Understanding Outpatient Surgery
Many surgical procedures that were done in hospitals 10 years ago are now being done on an outpatient basis, in which the patient goes home the same day as the surgery.
In fact, more than 60 percent of elective surgery procedures in the United States are now performed as outpatient surgeries, and this percentage is projected to increase to nearly 75 percent in the next decade, according to the American Society of Anesthesiologists.
Some reasons outpatient surgery has become more popular with patients and health care providers:
Convenience. With outpatient surgery, a person returns home on the same day as the procedure.
Advances in medical technology. These advances allow doctors to provide high-quality care in an outpatient setting.
Lower cost. Care costs are much lower for outpatient surgery because there are no charges for hospital rooms and care.
Less stress. Most people find outpatient surgery less stressful than inpatient surgery because they can recover at home.
Procedures routinely done in outpatient settings include removal of tonsils and adenoids, hernia repairs, gallbladder operations, colonoscopies, hemorrhoid repairs, cataract and cosmetic surgeries and some foot, ankle and hand operations.
Outpatient surgeries are performed in a variety of settings:
Hospital outpatient centers. These are hospital-owned and operated facilities (on hospital grounds) that specialize in outpatient surgery.
Freestanding surgery centers. These are owned by a group of physicians or for-profit companies.
Physicians' offices. Doctors can perform minor procedures in their offices. For example, dermatologists often do skin biopsies and remove moles in their examination rooms.
To find the outpatient center that best suits your needs, ask your doctor, family members and friends for referrals and seek answers to these questions:
Is the center licensed or certified as a medical facility by your state?

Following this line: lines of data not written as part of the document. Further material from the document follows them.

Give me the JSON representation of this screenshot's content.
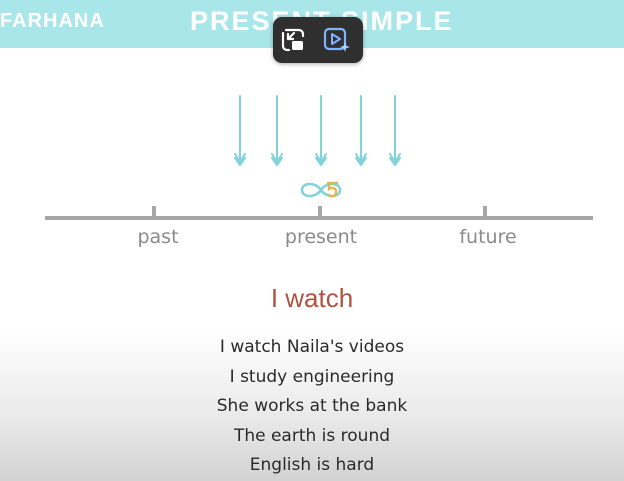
{
  "banner": {
    "brand": "FARHANA",
    "title": "PRESENT SIMPLE",
    "background": "#a9e6e9"
  },
  "overlay": {
    "exit_icon": "exit-fullscreen-icon",
    "play_icon": "play-sparkle-icon"
  },
  "timeline": {
    "labels": [
      "past",
      "present",
      "future"
    ]
  },
  "heading": "I watch",
  "examples": [
    "I watch Naila's videos",
    "I study engineering",
    "She works at the bank",
    "The earth is round",
    "English is hard"
  ],
  "colors": {
    "accent": "#7fd3d9",
    "heading": "#b0523f",
    "symbol_gold": "#e6b54a"
  }
}
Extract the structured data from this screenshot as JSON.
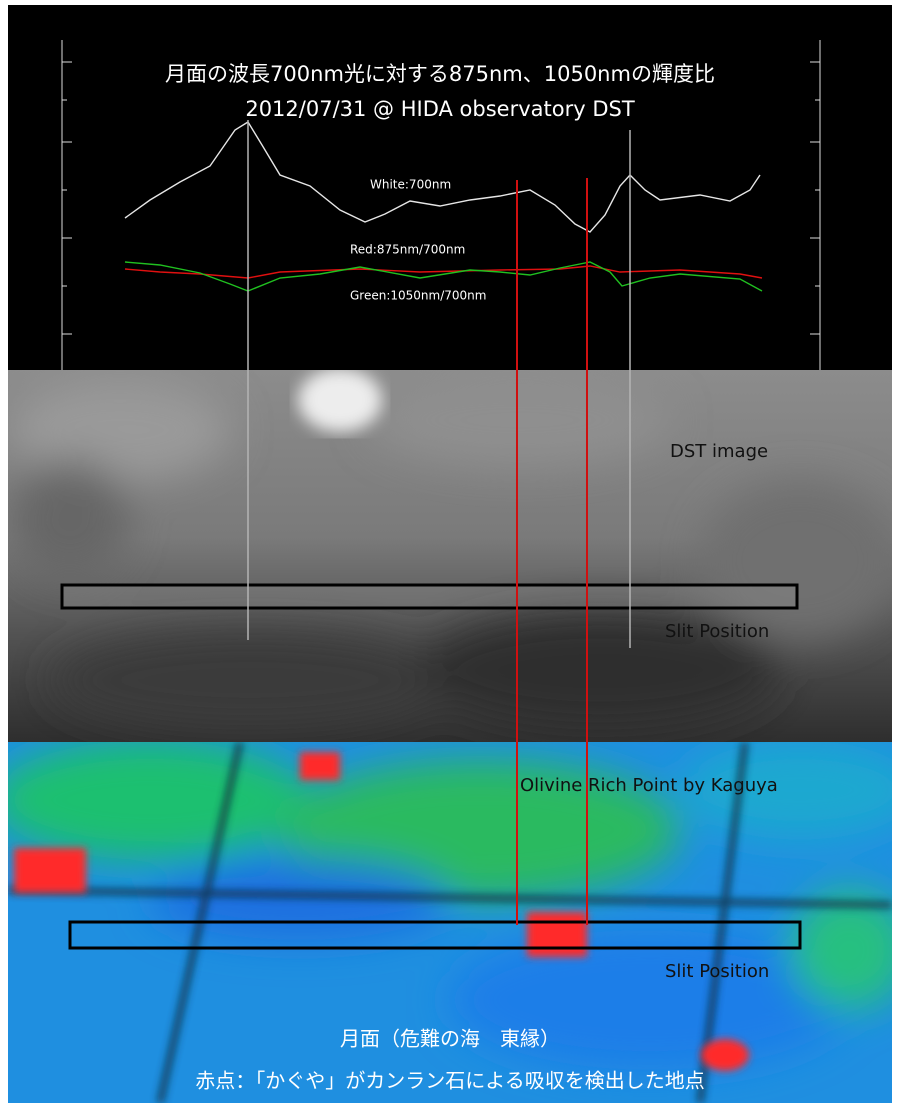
{
  "plot": {
    "title": "月面の波長700nm光に対する875nm、1050nmの輝度比",
    "subtitle": "2012/07/31  @ HIDA observatory  DST",
    "white_label": "White:700nm",
    "red_label": "Red:875nm/700nm",
    "green_label": "Green:1050nm/700nm"
  },
  "dst_image": {
    "label": "DST image",
    "slit_label": "Slit Position"
  },
  "kaguya_image": {
    "label": "Olivine Rich Point by Kaguya",
    "slit_label": "Slit Position"
  },
  "caption": {
    "line1": "月面（危難の海　東縁）",
    "line2": "赤点：「かぐや」がカンラン石による吸収を検出した地点"
  }
}
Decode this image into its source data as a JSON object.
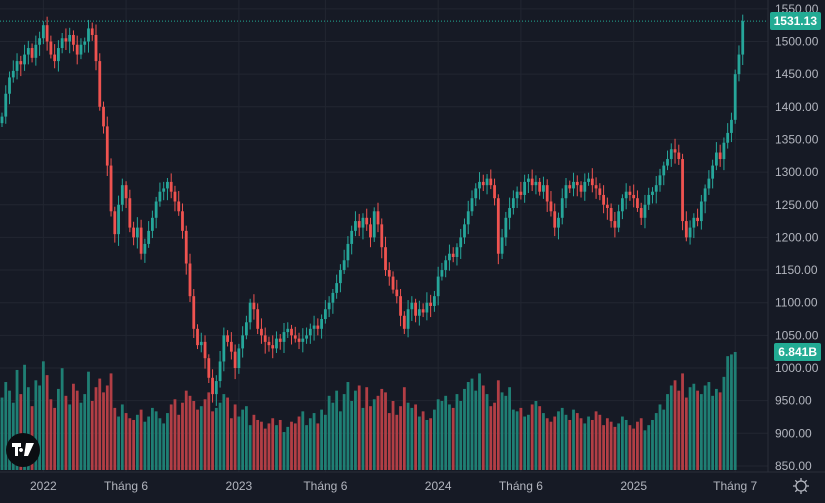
{
  "chart_data": {
    "type": "candlestick",
    "interval": "weekly",
    "price_ticks": [
      850,
      900,
      950,
      1000,
      1050,
      1100,
      1150,
      1200,
      1250,
      1300,
      1350,
      1400,
      1450,
      1500,
      1550
    ],
    "price_tick_labels": [
      "850.00",
      "900.00",
      "950.00",
      "1000.00",
      "1050.00",
      "1100.00",
      "1150.00",
      "1200.00",
      "1250.00",
      "1300.00",
      "1350.00",
      "1400.00",
      "1450.00",
      "1500.00",
      "1550.00"
    ],
    "ylim": [
      850,
      1560
    ],
    "x_labels": [
      {
        "label": "2022",
        "index": 11
      },
      {
        "label": "Tháng 6",
        "index": 33
      },
      {
        "label": "2023",
        "index": 63
      },
      {
        "label": "Tháng 6",
        "index": 86
      },
      {
        "label": "2024",
        "index": 116
      },
      {
        "label": "Tháng 6",
        "index": 138
      },
      {
        "label": "2025",
        "index": 168
      },
      {
        "label": "Tháng 7",
        "index": 195
      }
    ],
    "first_open": 1375,
    "close": [
      1385,
      1420,
      1445,
      1455,
      1470,
      1465,
      1480,
      1490,
      1475,
      1495,
      1505,
      1525,
      1500,
      1480,
      1470,
      1490,
      1505,
      1500,
      1510,
      1495,
      1480,
      1495,
      1500,
      1520,
      1510,
      1470,
      1400,
      1370,
      1310,
      1240,
      1205,
      1250,
      1280,
      1260,
      1215,
      1200,
      1215,
      1175,
      1190,
      1210,
      1230,
      1255,
      1270,
      1275,
      1285,
      1270,
      1255,
      1240,
      1210,
      1160,
      1110,
      1060,
      1035,
      1040,
      1015,
      985,
      960,
      980,
      1010,
      1050,
      1040,
      1025,
      1000,
      1030,
      1050,
      1070,
      1100,
      1090,
      1060,
      1050,
      1040,
      1035,
      1030,
      1045,
      1040,
      1055,
      1060,
      1050,
      1045,
      1040,
      1045,
      1050,
      1060,
      1065,
      1060,
      1075,
      1090,
      1100,
      1115,
      1130,
      1150,
      1165,
      1190,
      1210,
      1225,
      1215,
      1230,
      1220,
      1200,
      1240,
      1220,
      1185,
      1150,
      1140,
      1120,
      1110,
      1080,
      1060,
      1090,
      1100,
      1080,
      1090,
      1085,
      1100,
      1095,
      1110,
      1140,
      1150,
      1165,
      1175,
      1170,
      1185,
      1200,
      1220,
      1240,
      1260,
      1275,
      1285,
      1280,
      1290,
      1280,
      1260,
      1175,
      1200,
      1230,
      1245,
      1260,
      1270,
      1265,
      1285,
      1290,
      1280,
      1285,
      1270,
      1280,
      1255,
      1240,
      1215,
      1230,
      1260,
      1280,
      1275,
      1285,
      1280,
      1270,
      1285,
      1290,
      1280,
      1275,
      1265,
      1250,
      1245,
      1225,
      1215,
      1240,
      1260,
      1270,
      1265,
      1260,
      1245,
      1230,
      1250,
      1265,
      1270,
      1280,
      1295,
      1310,
      1320,
      1335,
      1330,
      1320,
      1225,
      1200,
      1215,
      1230,
      1225,
      1255,
      1275,
      1290,
      1310,
      1330,
      1320,
      1345,
      1360,
      1380,
      1450,
      1480,
      1531.13
    ],
    "volume_billions": [
      4.2,
      5.1,
      4.6,
      3.9,
      5.8,
      4.4,
      6.1,
      4.8,
      3.7,
      5.2,
      4.9,
      6.3,
      5.5,
      4.1,
      3.6,
      4.7,
      5.9,
      4.3,
      3.8,
      5.0,
      4.6,
      3.9,
      4.4,
      5.7,
      4.0,
      4.8,
      5.3,
      4.5,
      4.9,
      5.6,
      3.6,
      3.1,
      3.8,
      3.3,
      3.0,
      2.9,
      3.2,
      3.5,
      2.8,
      3.1,
      3.6,
      3.4,
      3.0,
      2.7,
      3.3,
      3.8,
      4.1,
      3.2,
      3.9,
      4.6,
      4.3,
      4.0,
      3.5,
      3.7,
      4.1,
      4.5,
      3.4,
      3.6,
      3.9,
      4.4,
      4.2,
      3.0,
      3.8,
      3.1,
      3.5,
      3.7,
      2.6,
      3.2,
      2.9,
      2.8,
      2.4,
      2.7,
      3.0,
      2.6,
      2.9,
      2.2,
      2.5,
      2.8,
      2.7,
      3.1,
      3.4,
      2.6,
      3.0,
      3.3,
      2.7,
      3.5,
      3.2,
      4.3,
      3.9,
      4.6,
      3.4,
      4.4,
      5.1,
      4.0,
      4.6,
      4.9,
      3.6,
      4.8,
      3.7,
      4.1,
      4.3,
      4.7,
      4.5,
      3.3,
      4.0,
      3.2,
      3.7,
      4.8,
      3.9,
      3.6,
      3.8,
      3.1,
      3.4,
      2.9,
      3.0,
      3.5,
      4.1,
      4.0,
      4.3,
      3.8,
      3.6,
      4.4,
      4.0,
      4.7,
      5.1,
      5.3,
      4.6,
      5.6,
      4.9,
      4.4,
      3.7,
      3.9,
      5.2,
      4.5,
      4.3,
      4.8,
      3.5,
      3.4,
      3.6,
      3.1,
      3.2,
      3.8,
      4.0,
      3.7,
      3.3,
      3.0,
      2.8,
      3.1,
      3.4,
      3.6,
      3.2,
      2.9,
      3.5,
      3.3,
      3.0,
      2.7,
      3.1,
      2.9,
      3.4,
      3.2,
      2.6,
      3.0,
      2.8,
      2.5,
      2.7,
      3.1,
      2.9,
      2.6,
      2.4,
      2.8,
      3.0,
      2.3,
      2.6,
      2.9,
      3.3,
      3.8,
      3.5,
      4.4,
      4.9,
      5.2,
      4.6,
      5.6,
      4.2,
      4.8,
      5.0,
      4.6,
      4.4,
      4.9,
      5.1,
      4.3,
      4.7,
      4.5,
      5.4,
      6.6,
      6.7,
      6.841
    ],
    "last_price_label": "1531.13",
    "last_volume_label": "6.841B",
    "colors": {
      "up": "#26a69a",
      "down": "#ef5350",
      "vol_up": "#1f7f74",
      "vol_down": "#b23e45",
      "grid": "#222631",
      "bg": "#161a25",
      "label_bg": "#22ab94"
    }
  },
  "icons": {
    "logo": "tradingview-logo",
    "settings": "gear-icon"
  },
  "logo_text": "TV"
}
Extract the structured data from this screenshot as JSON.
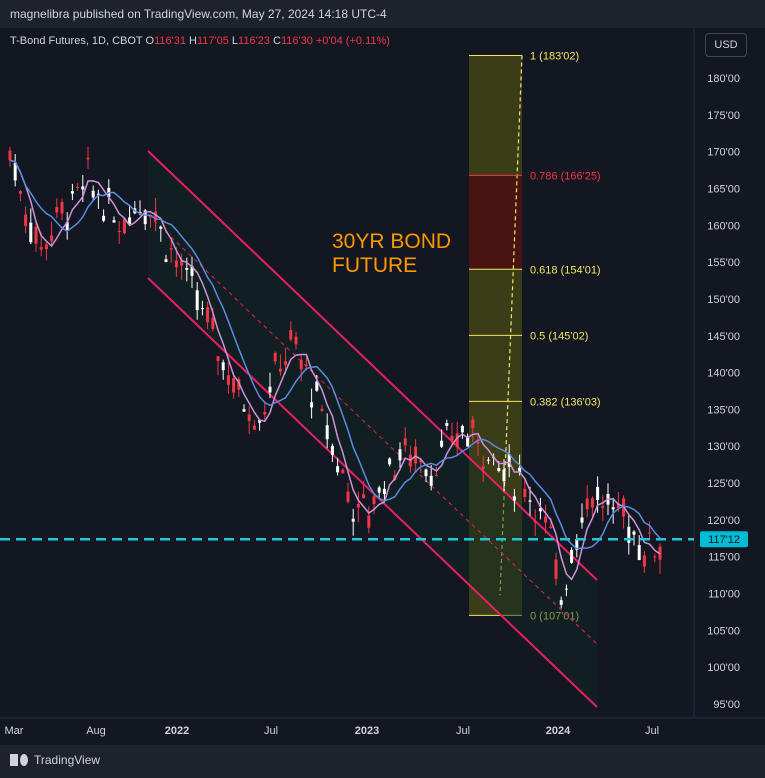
{
  "header": {
    "publisher": "magnelibra published on TradingView.com, May 27, 2024 14:18 UTC-4"
  },
  "legend": {
    "symbol": "T-Bond Futures, 1D, CBOT",
    "o_label": "O",
    "o_value": "116'31",
    "h_label": "H",
    "h_value": "117'05",
    "l_label": "L",
    "l_value": "116'23",
    "c_label": "C",
    "c_value": "116'30",
    "change": "+0'04 (+0.11%)"
  },
  "currency_button": "USD",
  "annotation": {
    "line1": "30YR BOND",
    "line2": "FUTURE"
  },
  "footer": {
    "logo_text": "TradingView"
  },
  "colors": {
    "background": "#131722",
    "channel": "#e91e63",
    "fib_fill": "#5d5c12",
    "fib_line": "#f5e663",
    "fib_red": "#f23645",
    "hline": "#26c6da",
    "candle_up": "#ffffff",
    "candle_down": "#f23645",
    "ma_fast": "#ce93d8",
    "ma_slow": "#5c8be0"
  },
  "chart_data": {
    "type": "candlestick",
    "x_tick_labels": [
      "Mar",
      "Aug",
      "2022",
      "Jul",
      "2023",
      "Jul",
      "2024",
      "Jul"
    ],
    "y_ticks": [
      "95'00",
      "100'00",
      "105'00",
      "110'00",
      "115'00",
      "120'00",
      "125'00",
      "130'00",
      "135'00",
      "140'00",
      "145'00",
      "150'00",
      "155'00",
      "160'00",
      "165'00",
      "170'00",
      "175'00",
      "180'00"
    ],
    "y_tick_values": [
      95,
      100,
      105,
      110,
      115,
      120,
      125,
      130,
      135,
      140,
      145,
      150,
      155,
      160,
      165,
      170,
      175,
      180
    ],
    "ylim": [
      93,
      185
    ],
    "last_price": {
      "label": "117'12",
      "value": 117.375
    },
    "fibonacci": [
      {
        "label": "1 (183'02)",
        "value": 183.0625
      },
      {
        "label": "0.786 (166'25)",
        "value": 166.78
      },
      {
        "label": "0.618 (154'01)",
        "value": 154.03
      },
      {
        "label": "0.5 (145'02)",
        "value": 145.06
      },
      {
        "label": "0.382 (136'03)",
        "value": 136.09
      },
      {
        "label": "0 (107'01)",
        "value": 107.03
      }
    ],
    "price_path": [
      [
        0,
        170
      ],
      [
        3,
        162
      ],
      [
        6,
        157
      ],
      [
        9,
        161
      ],
      [
        12,
        163
      ],
      [
        15,
        166
      ],
      [
        18,
        163
      ],
      [
        21,
        160
      ],
      [
        24,
        163
      ],
      [
        27,
        163
      ],
      [
        30,
        158
      ],
      [
        33,
        154
      ],
      [
        36,
        150
      ],
      [
        39,
        145
      ],
      [
        42,
        140
      ],
      [
        45,
        136
      ],
      [
        48,
        134
      ],
      [
        51,
        140
      ],
      [
        54,
        144
      ],
      [
        57,
        140
      ],
      [
        60,
        134
      ],
      [
        63,
        128
      ],
      [
        66,
        122
      ],
      [
        69,
        121
      ],
      [
        72,
        126
      ],
      [
        75,
        129
      ],
      [
        78,
        129
      ],
      [
        81,
        127
      ],
      [
        84,
        130
      ],
      [
        87,
        132
      ],
      [
        90,
        131
      ],
      [
        93,
        128
      ],
      [
        96,
        126
      ],
      [
        99,
        125
      ],
      [
        102,
        121
      ],
      [
        104,
        117
      ],
      [
        105,
        112
      ],
      [
        106,
        110
      ],
      [
        108,
        116
      ],
      [
        110,
        121
      ],
      [
        112,
        124
      ],
      [
        114,
        122
      ],
      [
        116,
        121
      ],
      [
        118,
        121
      ],
      [
        120,
        118
      ],
      [
        122,
        116
      ],
      [
        124,
        117
      ],
      [
        125,
        117
      ]
    ]
  }
}
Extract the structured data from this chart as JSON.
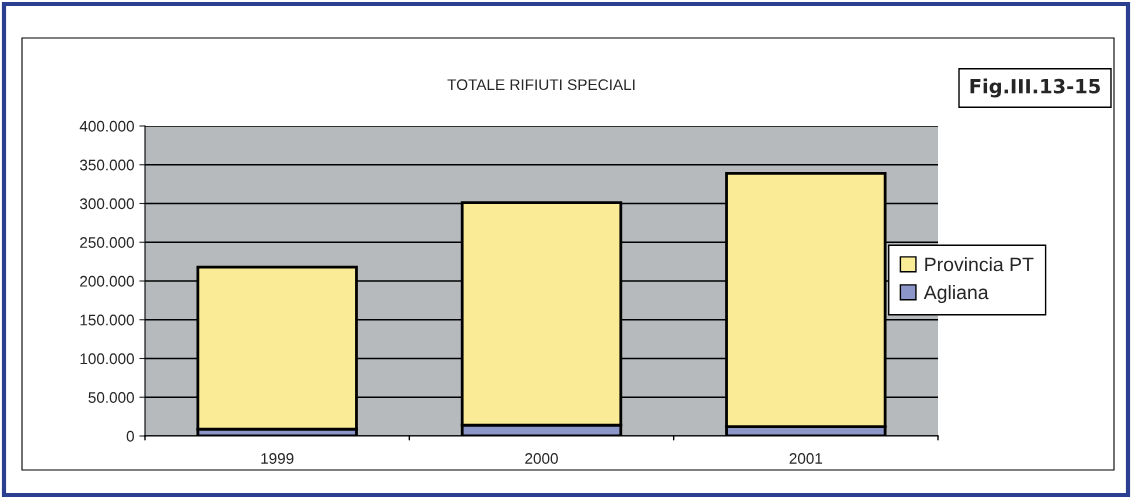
{
  "chart_data": {
    "type": "bar",
    "title": "TOTALE RIFIUTI SPECIALI",
    "annotations": [
      "Fig.III.13-15"
    ],
    "categories": [
      "1999",
      "2000",
      "2001"
    ],
    "stacked": true,
    "series": [
      {
        "name": "Agliana",
        "color": "#8c96c8",
        "values": [
          9000,
          14000,
          12000
        ]
      },
      {
        "name": "Provincia PT",
        "color": "#faeb96",
        "values": [
          209000,
          287000,
          327000
        ]
      }
    ],
    "ylim": [
      0,
      400000
    ],
    "yticks": [
      0,
      {
        "value": 50000,
        "label": "50.000"
      },
      {
        "value": 100000,
        "label": "100.000"
      },
      {
        "value": 150000,
        "label": "150.000"
      },
      {
        "value": 200000,
        "label": "200.000"
      },
      {
        "value": 250000,
        "label": "250.000"
      },
      {
        "value": 300000,
        "label": "300.000"
      },
      {
        "value": 350000,
        "label": "350.000"
      },
      {
        "value": 400000,
        "label": "400.000"
      }
    ],
    "grid": "y",
    "legend": "right"
  }
}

Is the center accredited by the Joint Commission on Accreditation of Healthcare Organizations? (Call 630-792-5000 to find out.)
If anesthesia or sedation is required, is a trained and board certified anesthesiology specialist available to administer it?
Does the center have emergency provisions, such as emergency cardiac equipment, bottled oxygen and a staff trained in cardiopulmonary resuscitation (CPR), in the event of surgical complications?
Does the center have a transfer agreement with a hospital to take care of emergencies that may occur during surgery?